Ela não teve o apoio dos estúdios de Avatar para desenvolver os efeitos especiais; não contou com a equipe de maquiagem de The Walking Dead; e certamente não filmou com a câmera milionária 3D IMAX que Michael Bay usou em Transformers: A Era da Extinção. Às favas! A diretora brasileira Juliana Rojas (Trabalhar Cansa) estreou solo na direção de longas-metragens na segunda noite do 6º Paulínia Film Festival com um musical (!) farsesco (!!) que se passa em um cemitério (!!!).
A jovem diretora de Campinas (cidade vizinha a Paulínia) subiu ao palco do Theatro Municipal Paulo Goulart na noite dessa quarta-feira, 23, acompanhada de vinte duas pessoas de sua equipe – e um bebê – para apresentar Sinfonia da Necrópole que, segundo ela, foi baseado em um caso da cidade natal da mãe, São Vicente de Minas. Com ares de farsa, um toque surreal nonsense e muito humor, o longa conta a história de um aprendiz de coveiro, o sensível Deodato (Eduardo Gomes, ótimo), que deve auxiliar uma nova funcionária do cemitério, a durona Jaqueline (Luciana Paes, excelente!!), contratada para recadastrar os túmulos vazios.
Com letras compostas, em sua grande maioria, por Rojas, os arranjos das canções foram feitos pelo tradicional parceiro profissional dela, Marco Dutra (que codirige Trabalhar Cansa). “A influência vai desde [o compositor alemão] Kurt Weill, aos musicais da Disney”, comentou a diretora em coletiva de imprensa na manhã dessa quinta, 24. Emocionada, ela dedicou a primeira exibição do filme ao pai, morto em janeiro desse ano. O público se divertiu bastante, apesar do horário da exibição que – não propositalmente – varou a meia-noite.
Sinfonia da Necrópole foi o terceiro longa em competição exibido na noite. A disputa pelo prêmio principal de Paulínia começou com outra excelente estreia, o documentário Aprendi a Jogar com Você, do renomado Murilo Salles (Nome Próprio). A produção acompanha um período da vida do casal vivido pelo DJ Duda e a cantora Milka Reis. Em Samambaia, periferia de Brasília, eles tentam viver da música e fazem opções, às vezes, moralmente questionáveis. Mas sempre com bom humor.
Murilo definiu o filme como um "estudo da economia afetiva” - até o enteado, criança, o DJ tenta icluir nos negócios. “Apesar de documentário, há muitos elementos de ficção”, explicou o diretor, com razão. O personagem central, o espontâneo DJ Duda, é quem conduz a narrativa. Em alguns momentos, literalmente, como o próprio explicou na coletiva: “quando o Leo (o fotógrafo Leonardo Bittencourt, que o descobriu) me procurou, pensei: ‘lá vem mais um mala querendo se aproveitar de mim, deve ser sequestro’. Aí, pesquisei o nome do Murilo, e entrei no projeto na intenção de ganhar algum dinheiro. Mas me apeguei ao Leo. Muita coisa eu manipulei”, confessou o “personagem”, citando alguns exemplos de cena.

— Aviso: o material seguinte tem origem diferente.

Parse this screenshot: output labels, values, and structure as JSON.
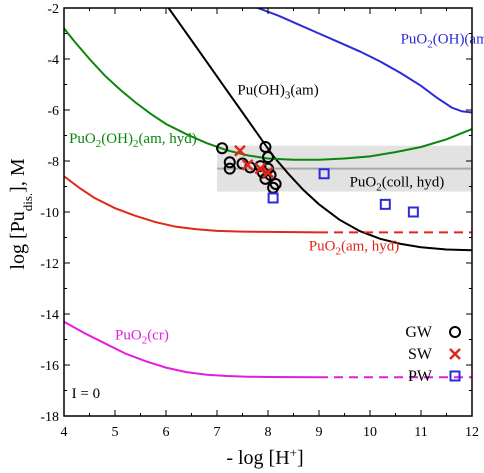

O segundo longa-metragem a entrar na competitiva foi o outro único documentário na disputa, Neblina, de Daniel Pátaro e da prata da casa Fernanda Machado (natural de Campinas). Com um formato mais clássico, com narração em off e entrevistas agendadas – diferente da obra de Murilo –, o filme parte das ruínas da estação ferroviária de Paranapiacaba (70Km de distância de São Paulo) para discutir a (dis)funcionalidade do transporte público brasileiro.
Fruto de uma extensa pesquisa, ilustrado por um rico material de arquivo, a investigação dos diretores remonta a origem do problema, apresenta uma crítica pertinente e embasada, mas não empolgou o público com o tom duro da produção.
Apresentada pelo jornalista e curador do festival Rubens Ewald Filho e pela atriz Mayana Moura, a noite ainda contou com uma homenagem ao ator João Vitti, com a Medalha Regina Moura, pelo seu projeto Turma do Bem, que garante acesso a tratamento odontológico para crianças carentes.